The Fabled ‘Grand Deal’ on Tax Reform

Reuters distributed a dispatch this morning on the politics of tax reform. Why is it proving to be so hard to assemble an effective political coalition for fundamental tax reform like the one Ronald Reagan assembled in 1986? Some reasons offered:

First, glaring loopholes are fewer today; second, the deficit’s size blocks agreement on revenue neutrality; third, Reagan raised corporate taxes, but this is harder now; and fourth, a lower capital gains rate is more deeply entrenched.

Some of the analysts quoted in the story make good points, but for fiscal conservatives there’s an equally important question to ponder: Why didn’t the 1986 tax deal stick? Its top tax rate lasted only a few years, until Pres. George Bush and the Democratic Congress hiked it. Bill Clinton and the Democrats hiked it, again. George W. Bush’s subsequent tax cuts, which liberals describe as an irresponsible giveaway to the wealthy, still left the top marginal rate significantly above the rate Reagan achieved in 1986 through what would supposed to be a grand, historic deal.

Furthermore, looking back on it now, the 1986 tax reform contained grave errors in the tax treatment of investment (via corporate and capital-gain taxes). Those elements deserved to unravel over time. Now most free-market analysts would argue that tax neutrality requires a zero rate on corporate income and capital gains, if income to shareholders and the principal of investments are taxed. Otherwise, you are layering multiple taxes on the same stream of income as it gets hit at the business and personal level and the return on investment is hit at the beginning (by reducing the amount of principal invested) and the end (by reducing the dividends or capital gains earned on the principal).

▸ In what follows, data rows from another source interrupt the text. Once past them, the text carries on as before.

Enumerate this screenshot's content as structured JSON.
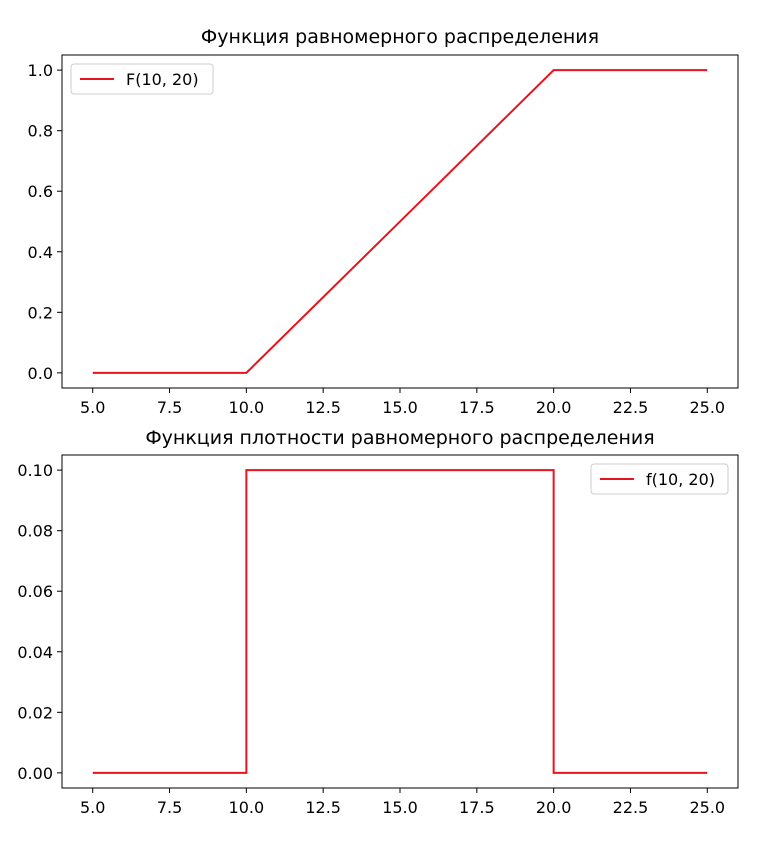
{
  "chart_data": [
    {
      "type": "line",
      "title": "Функция равномерного распределения",
      "xlabel": "",
      "ylabel": "",
      "xlim": [
        4.0,
        26.0
      ],
      "ylim": [
        -0.05,
        1.05
      ],
      "x_ticks": [
        5.0,
        7.5,
        10.0,
        12.5,
        15.0,
        17.5,
        20.0,
        22.5,
        25.0
      ],
      "x_tick_labels": [
        "5.0",
        "7.5",
        "10.0",
        "12.5",
        "15.0",
        "17.5",
        "20.0",
        "22.5",
        "25.0"
      ],
      "y_ticks": [
        0.0,
        0.2,
        0.4,
        0.6,
        0.8,
        1.0
      ],
      "y_tick_labels": [
        "0.0",
        "0.2",
        "0.4",
        "0.6",
        "0.8",
        "1.0"
      ],
      "grid": false,
      "legend_position": "upper-left",
      "series": [
        {
          "name": "F(10, 20)",
          "color": "#e6141c",
          "x": [
            5.0,
            10.0,
            20.0,
            25.0
          ],
          "y": [
            0.0,
            0.0,
            1.0,
            1.0
          ]
        }
      ]
    },
    {
      "type": "line",
      "title": "Функция плотности равномерного распределения",
      "xlabel": "",
      "ylabel": "",
      "xlim": [
        4.0,
        26.0
      ],
      "ylim": [
        -0.005,
        0.105
      ],
      "x_ticks": [
        5.0,
        7.5,
        10.0,
        12.5,
        15.0,
        17.5,
        20.0,
        22.5,
        25.0
      ],
      "x_tick_labels": [
        "5.0",
        "7.5",
        "10.0",
        "12.5",
        "15.0",
        "17.5",
        "20.0",
        "22.5",
        "25.0"
      ],
      "y_ticks": [
        0.0,
        0.02,
        0.04,
        0.06,
        0.08,
        0.1
      ],
      "y_tick_labels": [
        "0.00",
        "0.02",
        "0.04",
        "0.06",
        "0.08",
        "0.10"
      ],
      "grid": false,
      "legend_position": "upper-right",
      "series": [
        {
          "name": "f(10, 20)",
          "color": "#e6141c",
          "x": [
            5.0,
            10.0,
            10.0,
            20.0,
            20.0,
            25.0
          ],
          "y": [
            0.0,
            0.0,
            0.1,
            0.1,
            0.0,
            0.0
          ]
        }
      ]
    }
  ]
}
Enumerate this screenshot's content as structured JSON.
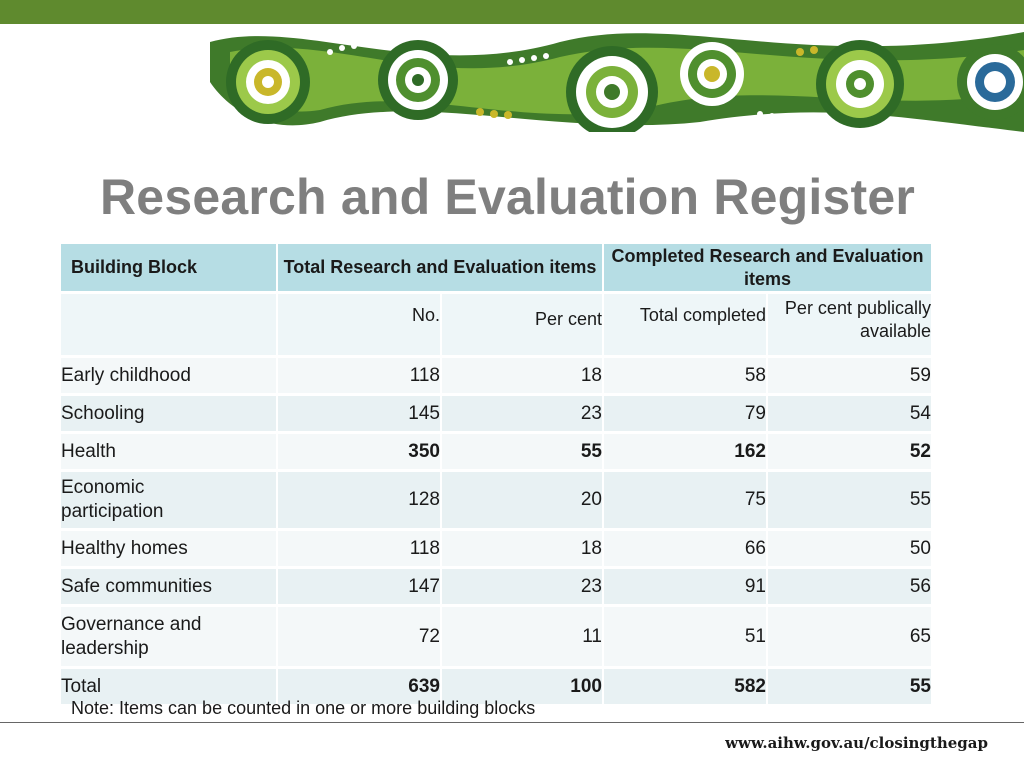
{
  "title": "Research and Evaluation Register",
  "table": {
    "headers": {
      "building_block": "Building Block",
      "total_group": "Total Research and Evaluation items",
      "completed_group": "Completed Research and Evaluation items"
    },
    "subheaders": {
      "no": "No.",
      "per_cent": "Per cent",
      "total_completed": "Total completed",
      "per_cent_public": "Per cent publically available"
    },
    "rows": [
      {
        "label": "Early childhood",
        "no": "118",
        "per_cent": "18",
        "total_completed": "58",
        "per_cent_public": "59",
        "bold": false
      },
      {
        "label": "Schooling",
        "no": "145",
        "per_cent": "23",
        "total_completed": "79",
        "per_cent_public": "54",
        "bold": false
      },
      {
        "label": "Health",
        "no": "350",
        "per_cent": "55",
        "total_completed": "162",
        "per_cent_public": "52",
        "bold": true
      },
      {
        "label": "Economic participation",
        "no": "128",
        "per_cent": "20",
        "total_completed": "75",
        "per_cent_public": "55",
        "bold": false
      },
      {
        "label": "Healthy homes",
        "no": "118",
        "per_cent": "18",
        "total_completed": "66",
        "per_cent_public": "50",
        "bold": false
      },
      {
        "label": "Safe communities",
        "no": "147",
        "per_cent": "23",
        "total_completed": "91",
        "per_cent_public": "56",
        "bold": false
      },
      {
        "label": "Governance and leadership",
        "no": "72",
        "per_cent": "11",
        "total_completed": "51",
        "per_cent_public": "65",
        "bold": false
      },
      {
        "label": "Total",
        "no": "639",
        "per_cent": "100",
        "total_completed": "582",
        "per_cent_public": "55",
        "bold": true
      }
    ]
  },
  "note": "Note: Items can be counted in one or more building blocks",
  "footer_url": "www.aihw.gov.au/closingthegap",
  "colors": {
    "header_bg": "#b6dde4",
    "title": "#7f7f7f",
    "banner_green": "#5f8a2e"
  }
}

I would submit that conservatives should be wary of making grand deals on taxes, and opt instead for gradual steps consistent with our overall goals. Grand deals can cost taxpayers dearly in the long run by broadening the tax bases without hard caps on subsequent increases in rates. We are also better off increasing the extent to which voting citizens pay their taxes directly and annually — so they are more likely to know how much government costs them — rather than having them pay indirectly, through corporate income or VATs, and in never-tallied dribs and drabs, through sales tax.

Americans don’t much like paying any taxes, but they are particularly incensed by property and income taxes. Smart liberals know that and figure that hiking state and local sales taxes and creating a new federal VAT will help them drive the overall tax burden closer to the European average. Smart conservatives should not help them.